Big picture — it’s inevitable that more consumer players own niche content properties going forward, as a hedge against rising customer acquisition costs, and clogging marketing channels like Insta and FB.
Meanwhile, Roblox felt some jitters 🎮
Lockdowns are over, and the gaming boom is vaporizing. Roblox, the gaming platform that’s a hit among kids saw its growth soften up a bit — falling short of market’s expectations on revenues and profits.
Quick look:
Revenues jumped 127% YoY, to $450M+, on a low compare
But the business lost $140 million
Total bookings rising 35% YoY to $665 million
Engagement wise, things looked promising though — with daily active users grew 29% to 43.2 million, and average time spent on the platform jumping 13%.
But investors weren’t buying all that, and hammered the stock down 6%.
There’s more though — the thing about category defining companies, they don’t give a damn about the stock! RBLX shrugged it off, disclosed it acquired a Discord rival called Guilded, and made bold promises on how it is building for a Metaverse future.
Quick look down Venture Street 👀
First — Zupee, a gamified quizzing platform, closed a $30 million Series B round from Silicon Valley’s WestCap Group, and others, at a $500 million.
Zupee runs a mobile app, targeting heartland India, with a bunch of paid and free quizzes that users take for a chance to win a big pot. Users have 10x’ed during COVID to 35 million, with a 15% paid base.
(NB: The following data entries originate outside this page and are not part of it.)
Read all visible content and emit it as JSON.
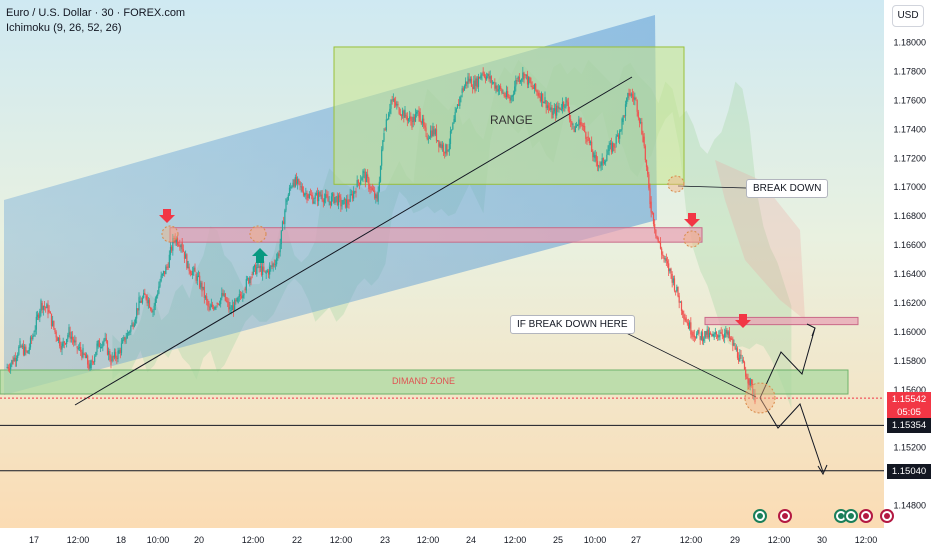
{
  "header": {
    "title": "Euro / U.S. Dollar · 30 · FOREX.com",
    "indicator": "Ichimoku (9, 26, 52, 26)"
  },
  "currency": "USD",
  "annotations": {
    "range": "RANGE",
    "break_down": "BREAK DOWN",
    "if_break_down": "IF BREAK DOWN HERE",
    "demand_zone": "DIMAND ZONE"
  },
  "price_labels": {
    "current_price": "1.15542",
    "countdown": "05:05",
    "level_1": "1.15354",
    "level_2": "1.15040"
  },
  "colors": {
    "bull": "#26a69a",
    "bear": "#ef5350",
    "channel": "#5b9bd5",
    "range_box": "#c9e58a",
    "resistance_zone": "#e8a0b4",
    "demand_zone": "#a8d8a0",
    "arrow_down": "#f23645",
    "arrow_up": "#089981"
  },
  "chart_data": {
    "type": "candlestick",
    "symbol": "EURUSD",
    "timeframe": "30",
    "y_axis": {
      "ylim": [
        1.147,
        1.182
      ],
      "ticks": [
        "1.18000",
        "1.17800",
        "1.17600",
        "1.17400",
        "1.17200",
        "1.17000",
        "1.16800",
        "1.16600",
        "1.16400",
        "1.16200",
        "1.16000",
        "1.15800",
        "1.15600",
        "1.15200",
        "1.14800"
      ]
    },
    "x_ticks": [
      "17",
      "12:00",
      "18",
      "10:00",
      "20",
      "12:00",
      "22",
      "12:00",
      "23",
      "12:00",
      "24",
      "12:00",
      "25",
      "10:00",
      "27",
      "12:00",
      "29",
      "12:00",
      "30",
      "12:00"
    ],
    "close_path": [
      [
        0,
        1.1575
      ],
      [
        1,
        1.158
      ],
      [
        2,
        1.159
      ],
      [
        3,
        1.1585
      ],
      [
        4,
        1.16
      ],
      [
        5,
        1.162
      ],
      [
        6,
        1.1615
      ],
      [
        7,
        1.16
      ],
      [
        8,
        1.159
      ],
      [
        9,
        1.16
      ],
      [
        10,
        1.159
      ],
      [
        11,
        1.1585
      ],
      [
        12,
        1.1575
      ],
      [
        13,
        1.159
      ],
      [
        14,
        1.1595
      ],
      [
        15,
        1.158
      ],
      [
        16,
        1.1585
      ],
      [
        17,
        1.1595
      ],
      [
        18,
        1.1605
      ],
      [
        19,
        1.162
      ],
      [
        20,
        1.1625
      ],
      [
        21,
        1.1615
      ],
      [
        22,
        1.1635
      ],
      [
        23,
        1.1645
      ],
      [
        24,
        1.1665
      ],
      [
        25,
        1.1662
      ],
      [
        26,
        1.1645
      ],
      [
        27,
        1.164
      ],
      [
        28,
        1.163
      ],
      [
        29,
        1.1615
      ],
      [
        30,
        1.162
      ],
      [
        31,
        1.1625
      ],
      [
        32,
        1.1615
      ],
      [
        33,
        1.162
      ],
      [
        34,
        1.163
      ],
      [
        35,
        1.164
      ],
      [
        36,
        1.1645
      ],
      [
        37,
        1.164
      ],
      [
        38,
        1.1645
      ],
      [
        39,
        1.1655
      ],
      [
        40,
        1.169
      ],
      [
        41,
        1.1705
      ],
      [
        42,
        1.17
      ],
      [
        43,
        1.1695
      ],
      [
        44,
        1.1692
      ],
      [
        45,
        1.1695
      ],
      [
        46,
        1.169
      ],
      [
        47,
        1.1693
      ],
      [
        48,
        1.1688
      ],
      [
        49,
        1.169
      ],
      [
        50,
        1.17
      ],
      [
        51,
        1.171
      ],
      [
        52,
        1.17
      ],
      [
        53,
        1.169
      ],
      [
        54,
        1.174
      ],
      [
        55,
        1.176
      ],
      [
        56,
        1.1755
      ],
      [
        57,
        1.175
      ],
      [
        58,
        1.1745
      ],
      [
        59,
        1.1752
      ],
      [
        60,
        1.1735
      ],
      [
        61,
        1.174
      ],
      [
        62,
        1.173
      ],
      [
        63,
        1.1725
      ],
      [
        64,
        1.1745
      ],
      [
        65,
        1.1765
      ],
      [
        66,
        1.1775
      ],
      [
        67,
        1.177
      ],
      [
        68,
        1.178
      ],
      [
        69,
        1.1775
      ],
      [
        70,
        1.177
      ],
      [
        71,
        1.1765
      ],
      [
        72,
        1.176
      ],
      [
        73,
        1.1775
      ],
      [
        74,
        1.1778
      ],
      [
        75,
        1.177
      ],
      [
        76,
        1.1765
      ],
      [
        77,
        1.176
      ],
      [
        78,
        1.175
      ],
      [
        79,
        1.1755
      ],
      [
        80,
        1.176
      ],
      [
        81,
        1.174
      ],
      [
        82,
        1.1745
      ],
      [
        83,
        1.1735
      ],
      [
        84,
        1.172
      ],
      [
        85,
        1.1715
      ],
      [
        86,
        1.1725
      ],
      [
        87,
        1.173
      ],
      [
        88,
        1.1745
      ],
      [
        89,
        1.1765
      ],
      [
        90,
        1.176
      ],
      [
        91,
        1.1735
      ],
      [
        92,
        1.169
      ],
      [
        93,
        1.1665
      ],
      [
        94,
        1.165
      ],
      [
        95,
        1.164
      ],
      [
        96,
        1.1625
      ],
      [
        97,
        1.161
      ],
      [
        98,
        1.16
      ],
      [
        99,
        1.1597
      ],
      [
        100,
        1.1598
      ],
      [
        101,
        1.1596
      ],
      [
        102,
        1.16
      ],
      [
        103,
        1.1598
      ],
      [
        104,
        1.159
      ],
      [
        105,
        1.158
      ],
      [
        106,
        1.1568
      ],
      [
        107,
        1.1555
      ]
    ],
    "zones": {
      "range_box": [
        1.1702,
        1.179
      ],
      "resistance_zone": [
        1.1662,
        1.1672
      ],
      "upper_resistance": [
        1.1605,
        1.161
      ],
      "demand_zone": [
        1.1555,
        1.1572
      ]
    },
    "levels": [
      1.15542,
      1.15354,
      1.1504
    ]
  }
}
Big picture — trivia may be how these products get their teeth in, the opportunity to expand to adjacent services including fantasy sports, upskilling, and even EDTEK, is quite promising.
Meanwhile, at the weekly Thrasio conference... 🙄
Another ecommerce roll-up aspirant, UpScalio, raised $42.5 million from Presight Capital. The mandate is simple, find brands that grew big on platforms like Amazon, but are mismanaged or have scope for improvement, and then streamline them, while building a portfolio of multiple such intertwined brands.
Over the past 6 months alone, at least 7 companies have raised multi-million dollar rounds on this pitch in India.
Closing out — Leela is crumbling 🙁
Pandemic’s latest casualty — Leela Group of hotels. Unable to pay dues on a ₹5,000 crore debt pile, the company’s founders, the Nair Family, have been kicked off the business’ managerial roles, taking the company for the first time outside of family control.
Leela runs celebrated resorts as well as major IT parks nationwide, and had been struggling with debt problems since forever. COVID stepped on that wound, freezing revenues, and despite the company vigorously selling its properties, $$ wasn’t enough to sustain operational costs and pay lenders’ bills.
Bottomline — healthcare crisis may be leaving us, but it’ll take 3 to 5 years for the actual corporate damage and blowbacks to play out.
What else are we snackin’ 🍿
👩 TWTR’s crypto move - Twitter is cooking up a decentralized social platform codenamed Bluesky, and a famed crypto developer has been hired to kick off the party.
🛂SOS - India opened up online visas for Afghans as global countries scramble to accommodate refugees.